Dernièrement, une réflexion faite par plusieurs personnages dans le roman est celui de la nouveauté absolue de l’amour comme principe fondateur d’un système de pensée. C’est pour cela d’ailleurs que beaucoup des personnages du livre rejettent Jésus, ils ne voient pas en quoi l’amour plutôt que l’ordre, la force ou autre peuvent servir comme fondation dans un royaume. Nous savons aujourd’hui que le royaume de Jésus n’a jamais cessé d’avancer, ce qu’il avait prédit et ce que les prophètes de l’Ancient Testament Ésaïe et Daniel avait également annoncé. Dieu est amour, parce qu’il est Trinité. Il vit une relation d’amour depuis toujours et c’est cet amour qui l’a poussé à créer l’univers et des créatures faites à son image. L’amour vrai consiste en donner gloire à l’autre, cela vient du Dieu trinitaire et nous détourne de l’amour charnel, qui est égocentrique et qui cherche à se glorifier indépendamment du créateur à qui toute gloire revient. Sur ce fondement, on peut construire des familles saines et joyeuses, une société saine et joyeuse, en transformant des coeurs de pierre en coeurs de chair (cf. Ezéchiel 36).

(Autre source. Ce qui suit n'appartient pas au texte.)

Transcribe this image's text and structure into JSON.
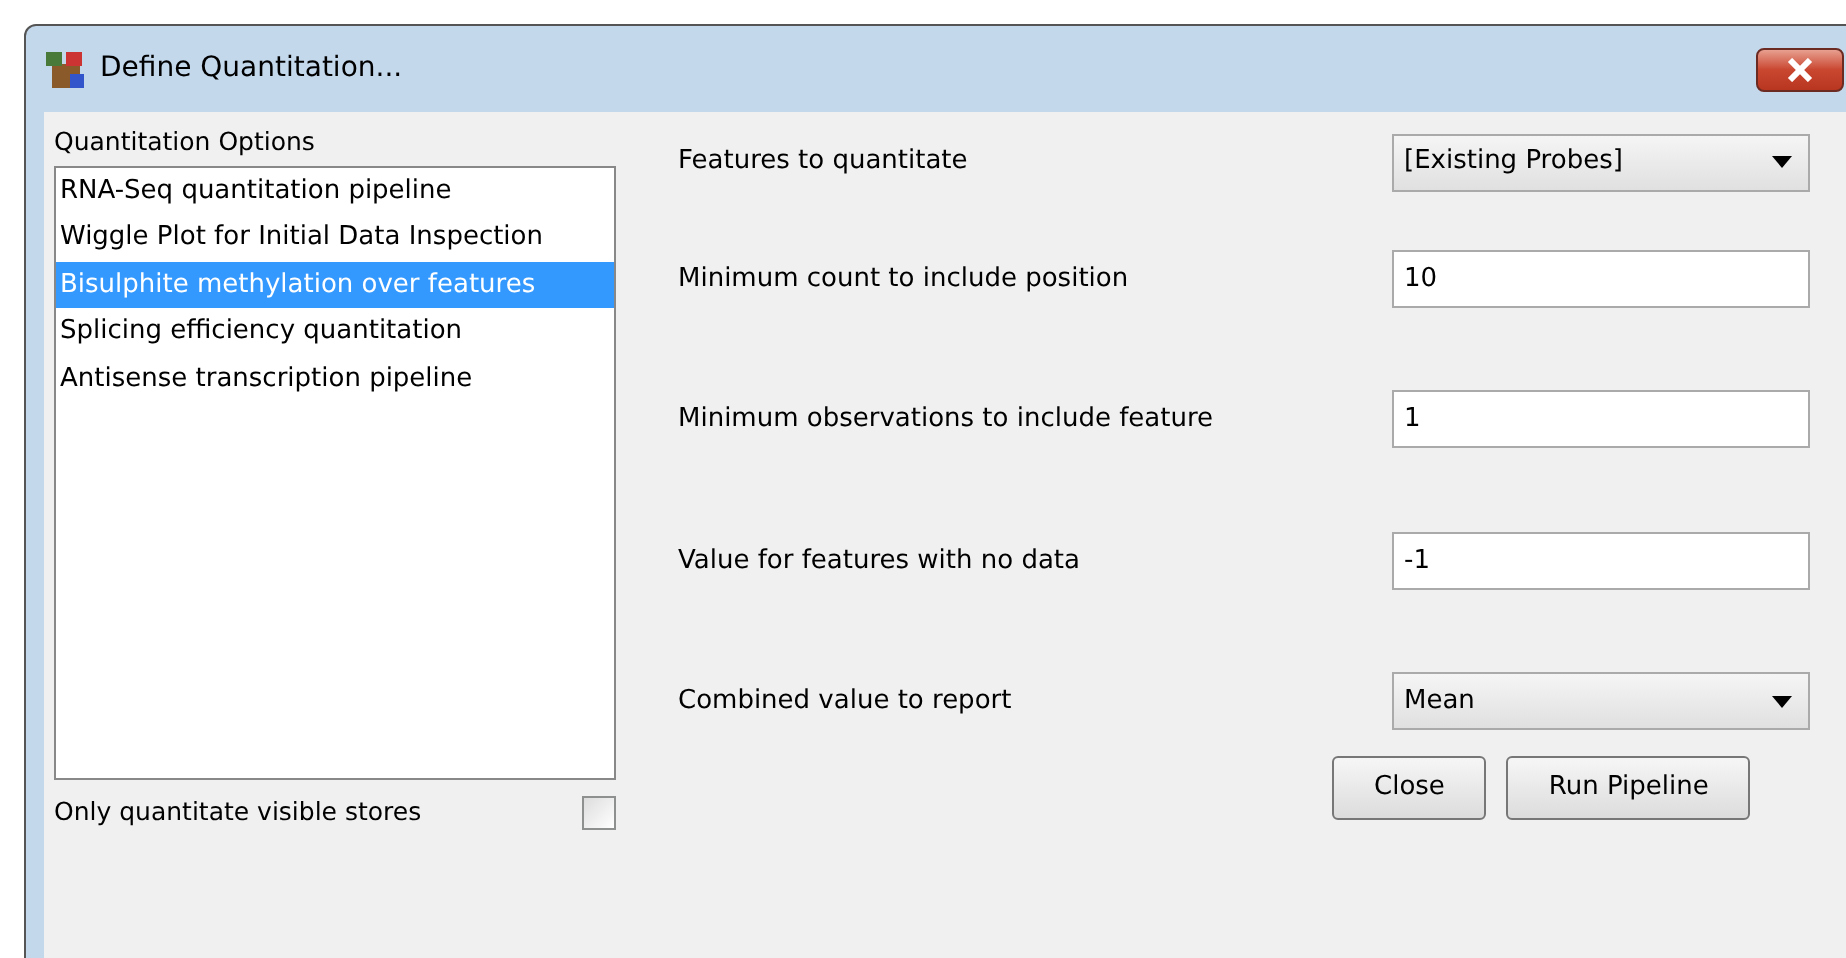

Tout compte fait, je suis content qu’Eric-Emmanuel Schmitt ait écrit ce livre, si cela signifie que ces révélations ont pu être perçues par des jeunes ou des moins jeunes. Et si cela produit du débat, excellent. De toute façon, toute discussion sur Jésus qui est un peu plus informée que la moyenne ne peut que faire du bien.
En fin de livre, l’auteur a toutefois une réflexion dure sur notre époque, qui est malheureusement souvent vraie:
« Quiconque s’estime plus intelligent ou plus malin que tous ceux qui l’ont précédé ne peut devenir chrétien. Je crains que notre époque narcissique, qui se flatte de valoir mieux que toutes les précédentes, ne soit mauvaise pour transmettre ce message. Sans une certaine humilité, sans l’attention aux témoignages, sans une considération minimale pour les croyances antérieures, on ne peut connaître Jésus. » p.272
Je suis parfaitement d’accord, et c’est ce que C.S. Lewis appelait du « snobisme chronologique ». La sagesse des âges antérieurs cumulée ne peut que nous faire du bien, mais peu sont prêts à voir cela aujourd’hui, à cause de l’histoire philosophique récente, du programme scolaire et de notre formatage collectif. Néanmoins, le message avance, car le monde voit que rien ne peut réellement satisfaire, que ce soit un iPhone, une Porsche, même une carrière ou une famille parfaite. C’est dur, mais Jésus est venu combler ce vide existentiel. C’est le seul qui peut le faire.